Entertainment

Shia LaBeouf Is Being Weird Again and We're All In

The child actor turned performance artist is riding an elevator for 24 hours.

The internet’s positive and engaged response to Shia Labeouf’s latest stunt — in which he’s riding an elevator in Oxford, England for 24 hours straight — is a testament to how far The Beef has come since he was ridiculed for helming the awful Transformers movies. As I type this, I’m listening to him (LIVE!) as he discusses Wall Street: Money Never Sleeps with a guy who found it boring.

He began his ascent into the realm of self-referential performance artist — and into the arms of his artist buddies Ronkko and Turner — by wearing a paper bag over his head to the Nymphomaniac premiere. Most news sources and angry Twitter users were personally affronted. “Fine!” many of us seemed to say. “Peddle your crazy back into cultural irrelevancy, Mr. Beef, see if we care!” We made vicious memes about him, chortling like fat Wall Street bankers when he was accused of plagiarism. For a period, Shia was a Hollywood pariah, a too-earnest whipping boy, and the public liked it that way.

Was it Shia’s appearance in Rob Cantor’s viral video that turned the tides of hatred? After listening to a gorgeous song about how unapproachable and unnerving he is, Shia stood in an empty audience and clapped like Orson Welles in Citizen Kane. Notably, this shot of Shia recalled the scene in which Welles’ character is trying desperately, militantly, to start a round of applause for his wife’s dismal performance. Did Shia know that goofiness was his way out of the mire?

By the time Shia announced #allmymovies — the stunt in which he sat for a screening of every single film he’s ever made, alongside any fans who wanted to attend, and streamed the whole thing online — the public tripped over itself trying to come up with a cohesive response. Was he a douchebag, aligned with ridiculed “serious” millennials like James Franco, or was he becoming someone else, a celebrity so odd and erratic that it could only remind us of our own helplessness? As #allmymovies continued we all fell back in love with Shia, the way we had with the quirky boy in math class back in junior high. At first, out of intimidation, but then out of the belief that he harbored a secret self-obsession: a pattern of neurotic urges that only we could understand.

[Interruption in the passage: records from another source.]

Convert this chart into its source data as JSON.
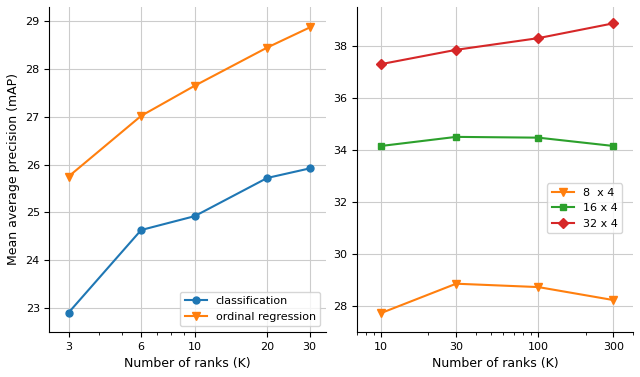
{
  "left": {
    "classification": {
      "x": [
        3,
        6,
        10,
        20,
        30
      ],
      "y": [
        22.9,
        24.63,
        24.92,
        25.72,
        25.92
      ]
    },
    "ordinal_regression": {
      "x": [
        3,
        6,
        10,
        20,
        30
      ],
      "y": [
        25.75,
        27.02,
        27.65,
        28.45,
        28.87
      ]
    },
    "xlabel": "Number of ranks (K)",
    "ylabel": "Mean average precision (mAP)",
    "ylim": [
      22.5,
      29.3
    ],
    "xlim": [
      2.5,
      35
    ],
    "yticks": [
      23,
      24,
      25,
      26,
      27,
      28,
      29
    ],
    "xticks": [
      3,
      6,
      10,
      20,
      30
    ]
  },
  "right": {
    "8x4": {
      "x": [
        10,
        30,
        100,
        300
      ],
      "y": [
        27.72,
        28.85,
        28.72,
        28.22
      ]
    },
    "16x4": {
      "x": [
        10,
        30,
        100,
        300
      ],
      "y": [
        34.15,
        34.5,
        34.47,
        34.15
      ]
    },
    "32x4": {
      "x": [
        10,
        30,
        100,
        300
      ],
      "y": [
        37.3,
        37.85,
        38.3,
        38.87
      ]
    },
    "xlabel": "Number of ranks (K)",
    "ylim": [
      27.0,
      39.5
    ],
    "xlim": [
      7,
      400
    ],
    "yticks": [
      28,
      30,
      32,
      34,
      36,
      38
    ],
    "xticks": [
      10,
      30,
      100,
      300
    ]
  },
  "colors": {
    "classification": "#1f77b4",
    "ordinal_regression": "#ff7f0e",
    "8x4": "#ff7f0e",
    "16x4": "#2ca02c",
    "32x4": "#d62728"
  },
  "background_color": "#ffffff",
  "grid_color": "#cccccc"
}
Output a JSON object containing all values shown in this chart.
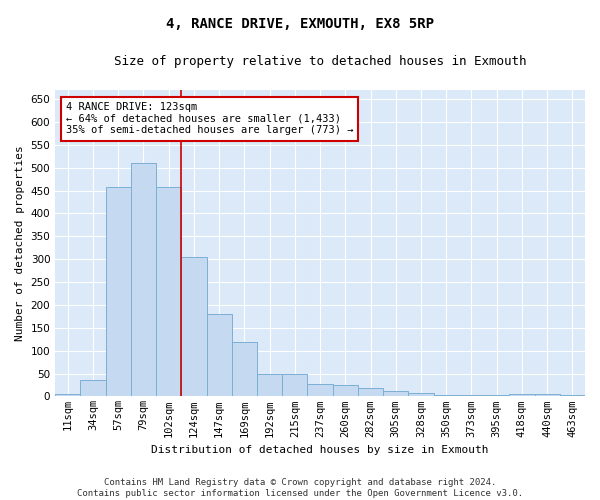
{
  "title": "4, RANCE DRIVE, EXMOUTH, EX8 5RP",
  "subtitle": "Size of property relative to detached houses in Exmouth",
  "xlabel": "Distribution of detached houses by size in Exmouth",
  "ylabel": "Number of detached properties",
  "categories": [
    "11sqm",
    "34sqm",
    "57sqm",
    "79sqm",
    "102sqm",
    "124sqm",
    "147sqm",
    "169sqm",
    "192sqm",
    "215sqm",
    "237sqm",
    "260sqm",
    "282sqm",
    "305sqm",
    "328sqm",
    "350sqm",
    "373sqm",
    "395sqm",
    "418sqm",
    "440sqm",
    "463sqm"
  ],
  "values": [
    6,
    36,
    457,
    511,
    457,
    305,
    180,
    118,
    50,
    50,
    28,
    25,
    18,
    12,
    7,
    4,
    3,
    2,
    6,
    6,
    3
  ],
  "bar_color": "#c5d9f1",
  "bar_edge_color": "#7bafd4",
  "ylim": [
    0,
    670
  ],
  "yticks": [
    0,
    50,
    100,
    150,
    200,
    250,
    300,
    350,
    400,
    450,
    500,
    550,
    600,
    650
  ],
  "vline_color": "#cc0000",
  "annotation_text": "4 RANCE DRIVE: 123sqm\n← 64% of detached houses are smaller (1,433)\n35% of semi-detached houses are larger (773) →",
  "annotation_box_facecolor": "#ffffff",
  "annotation_box_edge_color": "#cc0000",
  "footer_line1": "Contains HM Land Registry data © Crown copyright and database right 2024.",
  "footer_line2": "Contains public sector information licensed under the Open Government Licence v3.0.",
  "plot_bg_color": "#dce9f8",
  "grid_color": "#ffffff",
  "fig_bg_color": "#ffffff",
  "title_fontsize": 10,
  "subtitle_fontsize": 9,
  "axis_label_fontsize": 8,
  "tick_fontsize": 7.5,
  "annotation_fontsize": 7.5,
  "footer_fontsize": 6.5
}
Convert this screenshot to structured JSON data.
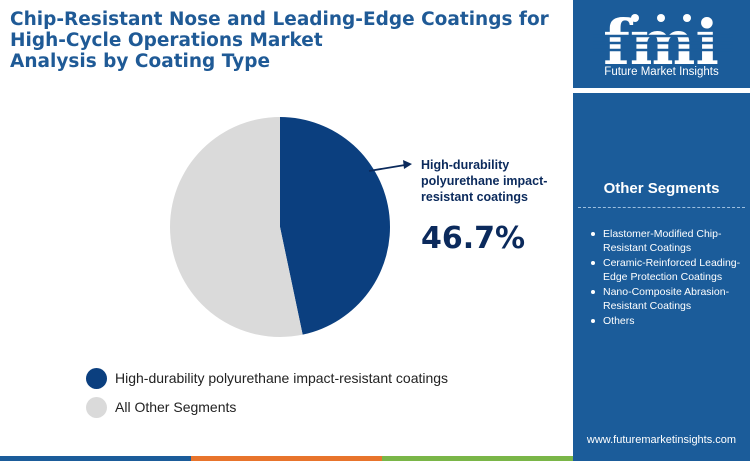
{
  "title_lines": [
    "Chip-Resistant Nose and Leading-Edge Coatings for",
    "High-Cycle Operations Market",
    "Analysis by Coating Type"
  ],
  "brand": {
    "logo_text": "fmi",
    "tagline": "Future Market Insights",
    "website": "www.futuremarketinsights.com"
  },
  "other_segments": {
    "heading": "Other Segments",
    "items": [
      "Elastomer-Modified Chip-Resistant Coatings",
      "Ceramic-Reinforced Leading-Edge Protection Coatings",
      "Nano-Composite Abrasion-Resistant Coatings",
      "Others"
    ]
  },
  "callout": {
    "label_lines": [
      "High-durability",
      "polyurethane impact-",
      "resistant coatings"
    ],
    "value": "46.7%"
  },
  "colors": {
    "primary": "#0b3f7f",
    "other": "#dadada",
    "sidebar": "#1b5c9a",
    "title": "#1f5a96",
    "bottom_bar": [
      "#1b5c9a",
      "#e8742c",
      "#7ab648"
    ]
  },
  "chart_data": {
    "type": "pie",
    "series": [
      {
        "name": "High-durability polyurethane impact-resistant coatings",
        "value": 46.7,
        "color": "#0b3f7f"
      },
      {
        "name": "All Other Segments",
        "value": 53.3,
        "color": "#dadada"
      }
    ],
    "data_labels": [
      "46.7%"
    ],
    "legend_position": "bottom-left",
    "start": "12 o'clock",
    "direction": "clockwise"
  }
}
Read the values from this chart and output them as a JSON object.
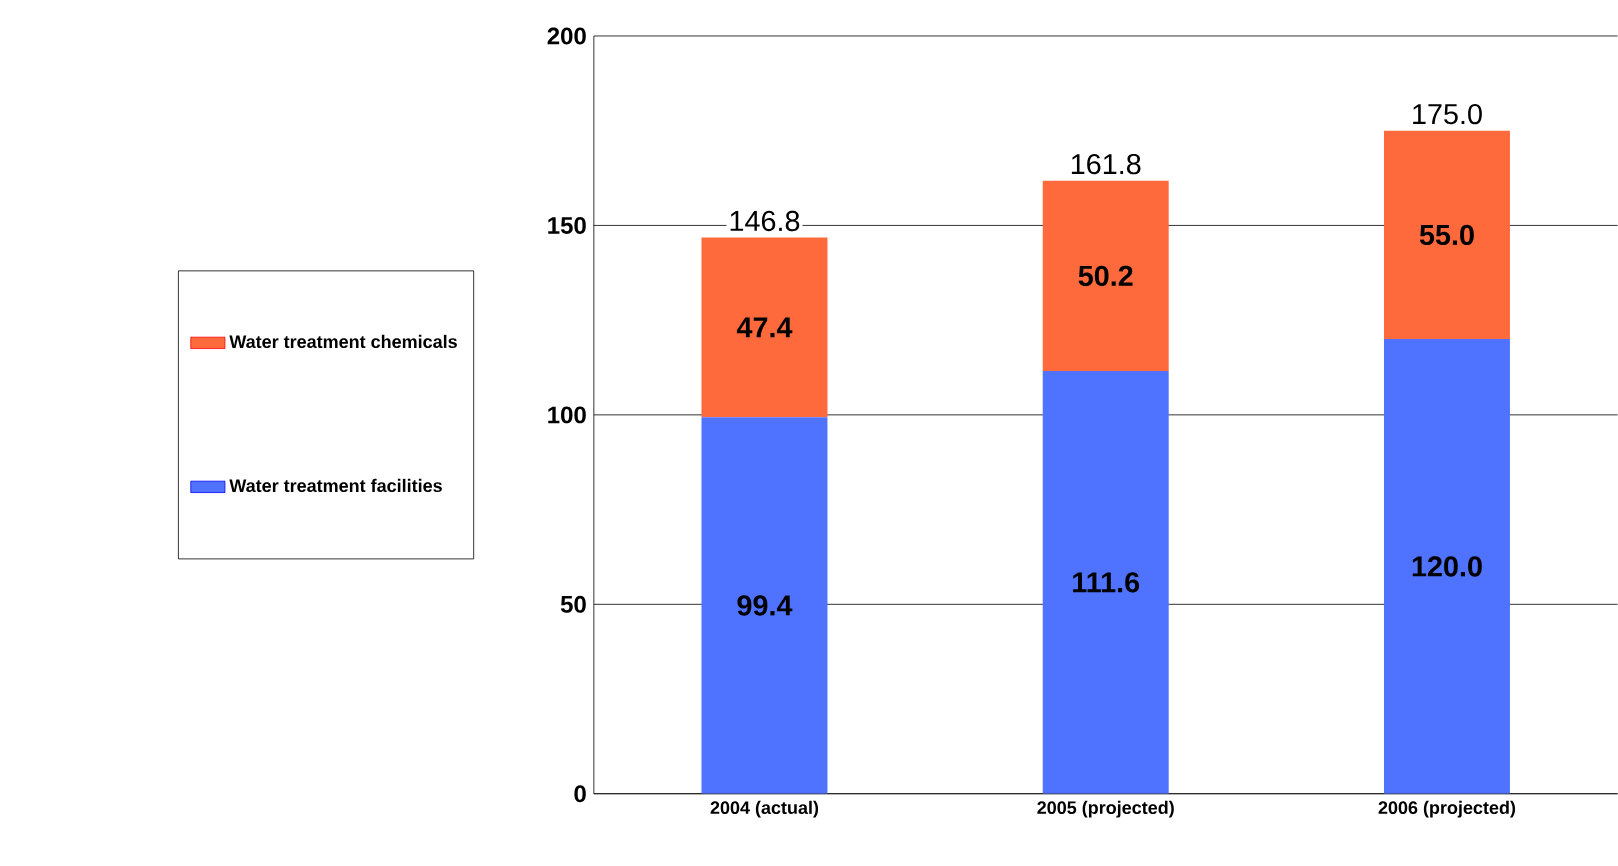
{
  "chart_data": {
    "type": "bar",
    "stacked": true,
    "categories": [
      "2004 (actual)",
      "2005 (projected)",
      "2006 (projected)"
    ],
    "series": [
      {
        "name": "Water treatment facilities",
        "color": "#4f73ff",
        "values": [
          99.4,
          111.6,
          120.0
        ],
        "value_labels": [
          "99.4",
          "111.6",
          "120.0"
        ]
      },
      {
        "name": "Water treatment chemicals",
        "color": "#ff6a3d",
        "values": [
          47.4,
          50.2,
          55.0
        ],
        "value_labels": [
          "47.4",
          "50.2",
          "55.0"
        ]
      }
    ],
    "totals": [
      "146.8",
      "161.8",
      "175.0"
    ],
    "ylim": [
      0,
      200
    ],
    "yticks": [
      0,
      50,
      100,
      150,
      200
    ],
    "grid": "y",
    "legend": "left"
  }
}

We made fan art of his face, called him a perfect cinnamon bun when he demonstrated genuine joy watching The Even Stevens Movie. We pointed at our computer screens as he grimaced and slept through the Transformers films. “See?!” we said wildly to each other, “He knew! He knew all along! He’s just a cog in the Hollywood system, taking the roles he’s offered!”

Shia had reached that pinnacle of relevancy that all performance artists strive for, one that has been reached by the likes of Marina Abramović when she stared at all those New York celebrities in a red dress. Now that he’s enacting another performance meant to go viral — he’s calling the stunt #ELEVATE and is streaming the whole thing here — his public is here with him again, in solidarity. All he has to do is transmit his silly humanity, his fragility over his ego, and he won’t lose us.